Friday, November 11, 2011

Shade It Black

Shade It Black: Death and After in Iraq - Jess Goodell with John Hearn
Casemate Publishers - 2011
192 pages

photo original location
       Every once in a while I listen to online radio when I'm at work and sometimes I listen to NPR.  On one such occasion I heard an interview with author Jess Goodell about her first book, Shade It Black, Death and After in Iraq.

       Jess Goodell was a Marine who, in 2004, volunteered for a tour position in Iraq.  Having little idea what she would be doing there, the book highlights her time in Iraq working in Mortuary Affairs, concerning the retrieval and documentation of deceased service personal during the war.  The title, Shade It Black, refers to the process of what her and her fellow Marines would do to a generic diagram of a soldier after death if there were missing body parts while processing the deceased.

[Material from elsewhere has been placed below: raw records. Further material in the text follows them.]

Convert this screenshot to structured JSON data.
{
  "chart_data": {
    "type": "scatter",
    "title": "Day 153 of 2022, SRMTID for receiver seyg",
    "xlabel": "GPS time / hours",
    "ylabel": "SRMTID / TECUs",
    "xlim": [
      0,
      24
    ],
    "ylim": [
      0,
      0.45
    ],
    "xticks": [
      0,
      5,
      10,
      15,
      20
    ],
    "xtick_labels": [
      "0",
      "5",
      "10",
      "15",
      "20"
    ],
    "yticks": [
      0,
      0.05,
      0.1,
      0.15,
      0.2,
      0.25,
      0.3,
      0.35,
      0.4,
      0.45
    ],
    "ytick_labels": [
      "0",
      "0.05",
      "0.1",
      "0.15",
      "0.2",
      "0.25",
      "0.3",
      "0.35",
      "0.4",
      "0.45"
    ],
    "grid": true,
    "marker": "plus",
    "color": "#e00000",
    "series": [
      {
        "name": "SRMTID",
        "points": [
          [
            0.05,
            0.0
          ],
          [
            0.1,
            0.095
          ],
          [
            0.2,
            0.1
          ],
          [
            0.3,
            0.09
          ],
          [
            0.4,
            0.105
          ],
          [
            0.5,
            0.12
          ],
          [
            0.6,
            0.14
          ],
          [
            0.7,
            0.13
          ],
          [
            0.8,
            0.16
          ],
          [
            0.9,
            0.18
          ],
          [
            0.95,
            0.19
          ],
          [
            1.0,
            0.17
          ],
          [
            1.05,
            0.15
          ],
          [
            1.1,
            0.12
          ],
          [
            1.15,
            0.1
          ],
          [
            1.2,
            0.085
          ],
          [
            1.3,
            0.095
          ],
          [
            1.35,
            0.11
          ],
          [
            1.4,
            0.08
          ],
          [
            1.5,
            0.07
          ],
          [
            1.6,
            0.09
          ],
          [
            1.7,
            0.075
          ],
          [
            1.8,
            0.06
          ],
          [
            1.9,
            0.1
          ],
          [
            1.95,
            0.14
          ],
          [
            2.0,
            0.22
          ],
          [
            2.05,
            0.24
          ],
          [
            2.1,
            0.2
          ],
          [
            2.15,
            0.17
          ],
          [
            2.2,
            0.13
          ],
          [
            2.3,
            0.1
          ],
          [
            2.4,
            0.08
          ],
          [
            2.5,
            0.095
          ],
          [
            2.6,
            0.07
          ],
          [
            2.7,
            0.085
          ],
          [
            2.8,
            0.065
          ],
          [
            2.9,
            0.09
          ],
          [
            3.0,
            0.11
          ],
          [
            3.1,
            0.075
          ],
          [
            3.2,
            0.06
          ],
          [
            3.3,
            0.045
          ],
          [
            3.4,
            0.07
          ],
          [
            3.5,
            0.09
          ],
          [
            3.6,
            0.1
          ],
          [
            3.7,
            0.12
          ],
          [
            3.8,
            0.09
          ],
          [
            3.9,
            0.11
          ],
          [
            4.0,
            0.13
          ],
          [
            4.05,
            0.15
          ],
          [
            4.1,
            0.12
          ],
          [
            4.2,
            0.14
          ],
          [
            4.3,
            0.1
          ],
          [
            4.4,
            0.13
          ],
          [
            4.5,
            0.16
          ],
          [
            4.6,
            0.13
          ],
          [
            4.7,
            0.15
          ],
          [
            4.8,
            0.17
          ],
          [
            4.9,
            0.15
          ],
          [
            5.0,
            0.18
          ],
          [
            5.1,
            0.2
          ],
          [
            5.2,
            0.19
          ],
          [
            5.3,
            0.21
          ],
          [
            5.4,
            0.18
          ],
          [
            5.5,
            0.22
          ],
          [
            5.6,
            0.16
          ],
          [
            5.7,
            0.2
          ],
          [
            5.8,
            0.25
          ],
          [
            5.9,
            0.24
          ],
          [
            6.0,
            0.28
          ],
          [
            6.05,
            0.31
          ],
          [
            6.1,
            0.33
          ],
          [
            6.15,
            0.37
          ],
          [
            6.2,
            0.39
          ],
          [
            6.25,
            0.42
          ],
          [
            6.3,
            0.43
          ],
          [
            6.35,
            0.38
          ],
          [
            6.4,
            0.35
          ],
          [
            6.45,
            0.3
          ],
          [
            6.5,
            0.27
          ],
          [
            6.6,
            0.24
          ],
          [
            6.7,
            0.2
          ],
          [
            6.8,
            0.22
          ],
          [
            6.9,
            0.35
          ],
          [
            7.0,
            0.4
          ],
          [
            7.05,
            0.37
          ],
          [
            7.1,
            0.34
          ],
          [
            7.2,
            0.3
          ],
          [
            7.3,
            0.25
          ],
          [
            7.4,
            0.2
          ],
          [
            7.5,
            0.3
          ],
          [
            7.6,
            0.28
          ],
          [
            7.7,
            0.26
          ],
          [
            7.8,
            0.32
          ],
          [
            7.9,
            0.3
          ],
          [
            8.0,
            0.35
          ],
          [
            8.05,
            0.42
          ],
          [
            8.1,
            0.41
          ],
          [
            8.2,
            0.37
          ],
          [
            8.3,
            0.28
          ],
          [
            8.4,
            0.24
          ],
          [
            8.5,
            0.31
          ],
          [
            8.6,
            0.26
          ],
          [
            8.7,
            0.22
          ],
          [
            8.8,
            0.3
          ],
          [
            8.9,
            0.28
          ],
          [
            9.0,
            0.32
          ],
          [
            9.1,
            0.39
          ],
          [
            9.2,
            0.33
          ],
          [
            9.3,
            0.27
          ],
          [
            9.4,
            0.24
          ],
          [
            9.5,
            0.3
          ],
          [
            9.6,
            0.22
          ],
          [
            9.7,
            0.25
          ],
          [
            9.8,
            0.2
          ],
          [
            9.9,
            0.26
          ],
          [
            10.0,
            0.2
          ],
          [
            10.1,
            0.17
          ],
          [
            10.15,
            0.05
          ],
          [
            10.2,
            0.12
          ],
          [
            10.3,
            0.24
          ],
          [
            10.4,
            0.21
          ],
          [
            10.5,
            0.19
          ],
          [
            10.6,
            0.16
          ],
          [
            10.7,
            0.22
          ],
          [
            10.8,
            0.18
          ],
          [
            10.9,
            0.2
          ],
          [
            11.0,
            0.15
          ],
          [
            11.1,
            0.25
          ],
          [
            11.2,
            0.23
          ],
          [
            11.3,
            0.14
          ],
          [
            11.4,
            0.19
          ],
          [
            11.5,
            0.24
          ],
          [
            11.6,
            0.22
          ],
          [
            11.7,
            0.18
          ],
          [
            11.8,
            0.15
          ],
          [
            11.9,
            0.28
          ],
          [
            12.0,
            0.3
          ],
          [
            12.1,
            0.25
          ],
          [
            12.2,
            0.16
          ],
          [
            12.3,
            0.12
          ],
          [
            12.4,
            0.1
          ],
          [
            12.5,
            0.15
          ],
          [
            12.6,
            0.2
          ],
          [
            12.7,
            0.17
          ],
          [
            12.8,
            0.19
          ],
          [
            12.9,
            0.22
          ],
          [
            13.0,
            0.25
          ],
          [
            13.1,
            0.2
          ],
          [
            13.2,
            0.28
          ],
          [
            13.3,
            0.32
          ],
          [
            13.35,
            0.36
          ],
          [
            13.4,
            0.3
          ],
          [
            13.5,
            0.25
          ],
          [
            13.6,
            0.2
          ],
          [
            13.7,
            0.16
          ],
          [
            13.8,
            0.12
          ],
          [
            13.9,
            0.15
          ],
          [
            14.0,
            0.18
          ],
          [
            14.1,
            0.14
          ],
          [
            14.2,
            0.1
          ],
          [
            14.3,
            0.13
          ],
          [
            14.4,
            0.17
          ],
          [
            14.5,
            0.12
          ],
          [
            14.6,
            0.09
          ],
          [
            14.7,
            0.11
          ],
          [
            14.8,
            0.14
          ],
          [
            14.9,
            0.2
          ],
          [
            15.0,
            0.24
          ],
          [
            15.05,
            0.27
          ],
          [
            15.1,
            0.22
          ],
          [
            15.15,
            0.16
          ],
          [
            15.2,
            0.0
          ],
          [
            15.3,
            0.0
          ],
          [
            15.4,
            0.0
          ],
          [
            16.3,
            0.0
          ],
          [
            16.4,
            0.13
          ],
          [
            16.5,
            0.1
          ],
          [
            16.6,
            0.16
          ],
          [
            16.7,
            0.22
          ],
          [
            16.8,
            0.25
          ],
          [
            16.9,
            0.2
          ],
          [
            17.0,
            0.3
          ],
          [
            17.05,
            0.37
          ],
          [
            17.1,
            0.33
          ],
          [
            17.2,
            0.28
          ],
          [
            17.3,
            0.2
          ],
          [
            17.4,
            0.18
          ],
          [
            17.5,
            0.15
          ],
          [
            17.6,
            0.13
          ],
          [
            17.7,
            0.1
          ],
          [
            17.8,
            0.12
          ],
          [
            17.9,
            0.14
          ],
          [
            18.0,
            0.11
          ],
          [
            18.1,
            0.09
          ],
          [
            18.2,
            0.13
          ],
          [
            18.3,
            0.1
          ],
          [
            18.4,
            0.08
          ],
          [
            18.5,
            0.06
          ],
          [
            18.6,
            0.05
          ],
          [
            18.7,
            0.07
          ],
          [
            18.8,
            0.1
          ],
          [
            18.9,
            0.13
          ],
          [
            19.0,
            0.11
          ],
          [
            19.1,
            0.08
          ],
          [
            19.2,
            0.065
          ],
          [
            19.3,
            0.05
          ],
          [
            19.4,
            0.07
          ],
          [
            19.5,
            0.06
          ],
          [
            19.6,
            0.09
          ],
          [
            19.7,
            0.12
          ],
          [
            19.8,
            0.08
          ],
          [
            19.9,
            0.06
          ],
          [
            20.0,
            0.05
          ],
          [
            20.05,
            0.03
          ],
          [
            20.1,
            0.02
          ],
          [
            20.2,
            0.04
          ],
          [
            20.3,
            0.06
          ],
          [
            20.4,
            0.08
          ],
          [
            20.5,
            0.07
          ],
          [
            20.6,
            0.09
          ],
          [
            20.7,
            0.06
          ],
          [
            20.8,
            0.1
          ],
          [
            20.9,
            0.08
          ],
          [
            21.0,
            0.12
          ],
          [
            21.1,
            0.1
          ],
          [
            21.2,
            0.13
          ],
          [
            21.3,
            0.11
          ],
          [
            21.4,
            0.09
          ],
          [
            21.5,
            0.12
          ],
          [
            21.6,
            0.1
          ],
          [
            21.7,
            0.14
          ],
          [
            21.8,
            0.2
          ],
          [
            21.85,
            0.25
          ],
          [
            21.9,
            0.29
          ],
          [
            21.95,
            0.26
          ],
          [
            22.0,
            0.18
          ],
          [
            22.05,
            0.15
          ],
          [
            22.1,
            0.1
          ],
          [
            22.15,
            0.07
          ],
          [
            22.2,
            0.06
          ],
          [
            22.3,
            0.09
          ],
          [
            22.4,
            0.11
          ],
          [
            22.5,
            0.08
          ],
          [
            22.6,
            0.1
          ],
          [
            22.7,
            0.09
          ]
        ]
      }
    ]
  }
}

       I'd struggle to adequately fit this book into one category.  I found my copy of the book located under the history section, but as much as a book about war (and in this case a lesser looked at subset of war involving mortuary affairs), this is also the memoir of a Marine (a female Marine) and her life in the marines and her struggles once she leaves Iraq and enters a crash-course of civilian life. The book could possibly be seen as feminist in chronicling the issues the author and presumably other Marines who just happen to be female.

       Despite the subject matter, I didn't find this book as uncomfortably squeamish as I thought it could be (it's a book about someone working in mortuary affairs in a war-zone...there will be death.)  The book is eye-opening, written well, and highly informative.  I will be very surprised if this book is not on my end of the year best list.

       If you are interested in the book, I'd suggest listening to Jess Goodell's 2011 interview with NPR's Fresh Air located here.

Rating: 4.5 of 5.  Highly recommended.
  

5 comments:

Cath said...

I listened to the NPR interview, and after the emotions that went through me during it, I knew that I didn't have enough left to read the book. However, I'm glad that the writer decided to tell her story. Maybe her story can bring solace to the families of the soldiers who died--and remind the rest of us of the terrible cost of war.

tediousandbrief said...

Thanks! Yeah, the interview, I thought, was a lot harder to listen to than the book was to read, possibly because you could hear the still emotion in her voice in the radio interview.

It's still worth reading. I wish her and all of her friends and follow soldiers the best. The book does touch, later on, with the psychological issues and struggle to get back into civilian life, which I don't think were mentioned that much in the interview.

Anonymous said...

Is it any wonder that PTSD is on the rise? War is hell, people. I want to read this book but at the same time, I don't want to read this book. guess I will need to listen to the interview first.

tediousandbrief said...

@ Mark: Yes, and that still seems to sadly be something that people think you don't really need help with if your a soldier. :(

Ann Summerville said...

Interesting subject - not sure I could read this though.